С визитом к нам пришли родственники Папы. Они привели с собой детей, робких и смущенных нарядными одеждами, которые они редко надевали. Стульев на всех не хватило, и Маме пришлось смирить свою гордость и занять стулья у соседей. Поселок кипел политикой. Родственники пришли с визитом, но также они пришли критиковать. Они напали на Папу за то, что тот не посещает их, не приходит на собрания жителей нашего городка, не вносит пай для покупки свадебных подарков, не принимает участия в похоронных делах и финансовых разбирательствах. Папа принял их критику в штыки. Он заявил, что никто ему не помог, никто не появился в период его кризиса; таким образом брань перелетала от одних к другим, вырастая в серьезные обвинения. Каждый говорил на пределе голосовых связок, и в какой-то момент все стали похожи больше на заклятых врагов, чем на членов большого семейства.

Они так распалились, что мне, наблюдающему все это, стало неловко находиться с ними в одной комнате. Их жены и дети старались не смотреть в мою сторону, и я стал подозревать, что они, так же как и мы, стремятся избегать нашего общества. После длительной ругани один из родственников постарался сменить тему, упомянув близящиеся выборы. Более неподходящей темы для разговора нельзя было себе и представить. Началась очередная перебранка, которая буквально забурлила в нашей маленькой комнате. Папа, который поддерживал Партию Бедных, во время споров дрожал всем телом, не в силах сдерживать ярость; наш родственник, поддерживающий Партию Богатых, был очень спокоен, почти презрителен. У него было больше денег, чем у Папы, и жил он в той части города, куда уже провели электричество.

Комната сотрясалась от перебранки, и временами казалось, что родственники сейчас набросятся друг на друга и начнут битву за власть.
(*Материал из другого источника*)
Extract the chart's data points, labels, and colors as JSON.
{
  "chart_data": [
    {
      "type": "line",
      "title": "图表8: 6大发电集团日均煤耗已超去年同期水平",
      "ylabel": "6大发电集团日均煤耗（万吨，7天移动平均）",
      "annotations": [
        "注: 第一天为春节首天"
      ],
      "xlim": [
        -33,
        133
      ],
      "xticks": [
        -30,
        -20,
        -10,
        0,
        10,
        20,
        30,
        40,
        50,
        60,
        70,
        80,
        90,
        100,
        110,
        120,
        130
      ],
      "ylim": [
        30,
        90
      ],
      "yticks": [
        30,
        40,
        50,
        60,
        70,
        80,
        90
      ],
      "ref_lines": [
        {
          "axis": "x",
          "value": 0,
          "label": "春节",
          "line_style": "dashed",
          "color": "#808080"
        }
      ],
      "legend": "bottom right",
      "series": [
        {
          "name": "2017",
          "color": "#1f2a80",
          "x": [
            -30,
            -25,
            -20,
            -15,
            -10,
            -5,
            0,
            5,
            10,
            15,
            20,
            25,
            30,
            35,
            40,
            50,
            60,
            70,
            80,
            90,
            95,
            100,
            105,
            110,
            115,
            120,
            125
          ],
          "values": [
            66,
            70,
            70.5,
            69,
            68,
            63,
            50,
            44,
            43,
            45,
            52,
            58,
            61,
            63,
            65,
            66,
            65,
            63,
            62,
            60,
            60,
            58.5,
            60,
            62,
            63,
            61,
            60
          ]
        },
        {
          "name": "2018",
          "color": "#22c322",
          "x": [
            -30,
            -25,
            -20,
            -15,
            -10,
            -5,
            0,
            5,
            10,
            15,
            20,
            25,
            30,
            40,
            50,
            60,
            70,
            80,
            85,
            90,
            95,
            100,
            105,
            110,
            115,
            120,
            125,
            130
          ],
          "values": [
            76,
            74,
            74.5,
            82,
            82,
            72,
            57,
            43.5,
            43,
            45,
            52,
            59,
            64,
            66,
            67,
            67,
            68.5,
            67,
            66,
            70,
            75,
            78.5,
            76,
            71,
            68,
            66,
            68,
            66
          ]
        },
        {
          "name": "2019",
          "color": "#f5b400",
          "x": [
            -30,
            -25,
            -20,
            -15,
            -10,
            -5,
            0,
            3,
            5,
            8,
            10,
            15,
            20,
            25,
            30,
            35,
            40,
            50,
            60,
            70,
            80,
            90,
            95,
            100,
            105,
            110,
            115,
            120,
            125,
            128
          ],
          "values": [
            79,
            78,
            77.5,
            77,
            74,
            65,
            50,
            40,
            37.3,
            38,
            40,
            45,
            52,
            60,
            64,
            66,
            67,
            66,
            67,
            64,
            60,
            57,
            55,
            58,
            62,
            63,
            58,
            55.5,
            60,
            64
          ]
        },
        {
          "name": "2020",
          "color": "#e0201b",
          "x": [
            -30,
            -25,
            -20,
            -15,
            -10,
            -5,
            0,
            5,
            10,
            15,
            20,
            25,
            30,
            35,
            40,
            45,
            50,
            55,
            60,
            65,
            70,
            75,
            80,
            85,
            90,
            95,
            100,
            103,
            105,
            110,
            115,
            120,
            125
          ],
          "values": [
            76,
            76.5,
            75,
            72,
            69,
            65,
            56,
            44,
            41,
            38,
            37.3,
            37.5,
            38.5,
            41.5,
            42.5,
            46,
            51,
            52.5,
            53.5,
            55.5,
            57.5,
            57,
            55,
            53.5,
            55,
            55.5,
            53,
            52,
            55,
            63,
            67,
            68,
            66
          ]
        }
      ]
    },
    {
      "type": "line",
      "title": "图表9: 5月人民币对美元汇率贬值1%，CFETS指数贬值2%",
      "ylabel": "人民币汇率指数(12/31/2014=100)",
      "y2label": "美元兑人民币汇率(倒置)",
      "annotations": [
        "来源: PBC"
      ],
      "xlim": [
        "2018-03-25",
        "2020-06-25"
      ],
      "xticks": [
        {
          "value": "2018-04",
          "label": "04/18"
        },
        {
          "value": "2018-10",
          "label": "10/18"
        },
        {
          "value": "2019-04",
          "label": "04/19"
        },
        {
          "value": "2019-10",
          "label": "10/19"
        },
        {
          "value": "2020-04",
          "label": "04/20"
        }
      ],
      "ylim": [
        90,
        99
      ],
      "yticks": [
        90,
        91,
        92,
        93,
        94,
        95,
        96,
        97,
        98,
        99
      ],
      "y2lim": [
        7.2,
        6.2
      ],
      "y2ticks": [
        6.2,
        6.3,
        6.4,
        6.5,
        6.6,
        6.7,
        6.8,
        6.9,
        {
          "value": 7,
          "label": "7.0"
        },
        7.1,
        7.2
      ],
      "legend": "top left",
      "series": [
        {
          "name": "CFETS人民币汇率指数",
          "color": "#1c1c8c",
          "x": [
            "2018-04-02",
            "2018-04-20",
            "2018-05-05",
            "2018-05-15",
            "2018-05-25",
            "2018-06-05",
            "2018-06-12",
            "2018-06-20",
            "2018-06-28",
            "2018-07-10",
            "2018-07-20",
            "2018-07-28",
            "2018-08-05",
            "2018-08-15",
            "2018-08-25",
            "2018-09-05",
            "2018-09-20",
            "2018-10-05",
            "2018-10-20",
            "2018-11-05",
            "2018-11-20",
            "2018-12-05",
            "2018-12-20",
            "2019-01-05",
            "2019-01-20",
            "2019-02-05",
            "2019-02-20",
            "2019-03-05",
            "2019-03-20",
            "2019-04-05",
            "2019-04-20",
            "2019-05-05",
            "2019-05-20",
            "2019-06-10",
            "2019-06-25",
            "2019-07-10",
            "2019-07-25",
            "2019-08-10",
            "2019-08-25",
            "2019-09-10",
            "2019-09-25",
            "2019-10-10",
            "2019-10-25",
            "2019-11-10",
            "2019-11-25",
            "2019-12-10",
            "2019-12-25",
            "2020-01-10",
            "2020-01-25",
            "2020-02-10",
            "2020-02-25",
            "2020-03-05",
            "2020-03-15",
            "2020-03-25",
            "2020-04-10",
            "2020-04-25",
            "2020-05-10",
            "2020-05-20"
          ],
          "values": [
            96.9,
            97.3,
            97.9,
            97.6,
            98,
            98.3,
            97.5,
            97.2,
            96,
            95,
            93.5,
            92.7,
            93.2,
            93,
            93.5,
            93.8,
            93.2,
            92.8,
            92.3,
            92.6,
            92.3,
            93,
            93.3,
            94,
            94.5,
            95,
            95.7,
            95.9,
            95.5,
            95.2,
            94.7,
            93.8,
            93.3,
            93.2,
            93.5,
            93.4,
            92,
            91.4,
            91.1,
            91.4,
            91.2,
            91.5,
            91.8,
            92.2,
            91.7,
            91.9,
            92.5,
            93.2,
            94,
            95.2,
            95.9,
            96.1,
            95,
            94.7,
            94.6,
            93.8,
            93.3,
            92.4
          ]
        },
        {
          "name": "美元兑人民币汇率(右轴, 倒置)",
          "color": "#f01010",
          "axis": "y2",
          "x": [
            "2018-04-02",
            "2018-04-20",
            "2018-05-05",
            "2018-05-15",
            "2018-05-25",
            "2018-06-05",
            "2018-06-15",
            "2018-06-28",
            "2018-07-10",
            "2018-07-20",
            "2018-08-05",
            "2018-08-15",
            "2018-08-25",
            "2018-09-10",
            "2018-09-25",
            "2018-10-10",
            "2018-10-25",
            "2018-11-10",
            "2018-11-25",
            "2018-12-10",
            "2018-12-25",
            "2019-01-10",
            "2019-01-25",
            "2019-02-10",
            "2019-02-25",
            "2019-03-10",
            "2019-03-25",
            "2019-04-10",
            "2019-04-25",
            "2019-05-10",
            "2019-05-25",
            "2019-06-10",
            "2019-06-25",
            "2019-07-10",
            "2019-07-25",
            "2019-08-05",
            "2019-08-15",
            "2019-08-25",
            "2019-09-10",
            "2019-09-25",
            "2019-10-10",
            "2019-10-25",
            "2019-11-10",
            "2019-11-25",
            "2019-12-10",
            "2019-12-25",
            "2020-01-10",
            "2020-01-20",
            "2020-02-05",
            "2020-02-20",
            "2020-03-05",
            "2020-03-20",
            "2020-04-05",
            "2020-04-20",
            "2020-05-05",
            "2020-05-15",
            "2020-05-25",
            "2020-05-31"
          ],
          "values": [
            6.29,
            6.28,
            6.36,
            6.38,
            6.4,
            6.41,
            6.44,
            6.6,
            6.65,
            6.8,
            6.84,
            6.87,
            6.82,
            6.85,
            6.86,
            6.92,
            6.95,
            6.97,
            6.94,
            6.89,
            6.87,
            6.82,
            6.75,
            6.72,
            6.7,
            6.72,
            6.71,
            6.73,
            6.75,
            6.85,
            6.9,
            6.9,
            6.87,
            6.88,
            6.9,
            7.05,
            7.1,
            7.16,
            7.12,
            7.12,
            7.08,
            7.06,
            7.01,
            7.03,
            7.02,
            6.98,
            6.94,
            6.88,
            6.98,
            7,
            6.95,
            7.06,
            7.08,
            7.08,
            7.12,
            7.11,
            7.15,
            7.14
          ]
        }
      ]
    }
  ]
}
Но Мама пришла с подносом еды и напитков. Папа послал купить огогоро и орехи кола и обратился к предкам с молитвой, чтобы гармония не уходила из распростертых рук нашей семьи. Родственники ели молча. Поев, они молча пили. Разговор себя исчерпал. Когда тишина стала слишком гнетущей, жены родственников вышли в коридор с Мамой, и я услышал, как они смеются, в то время как мужчины сидели в комнате, смущенные тем, как мало между ними общего.

День уплотнился от жары. Голоса в поселке зазвучали громче, дети играли в проходе, ругались соседи; родственники сказали, что им пора уходить, и Папа не скрывал облегчения. Одна из жен дала мне пенни и назвала плохим мальчиком за то, что я к ним не захожу. Папа пошел всех провожать. Его не было довольно долго. Когда он вернулся, с ним случился приступ дурного настроения. Он ругал родственные связи и клял всех родственников, у которых было больше, чем у него, денег. Он произнес громоподобную обвинительную речь против Партии Богатых и когда достиг пика своего ораторствования, его взгляд упал на корзину с сухим молоком. Он стащил ее со шкафа и выбежал на улицу. Я слышал, как Мама умоляла его не выбрасывать молоко, а потом глубоко вздыхала. Папа вернулся обратно с пустой корзиной и демонским блеском в глазах.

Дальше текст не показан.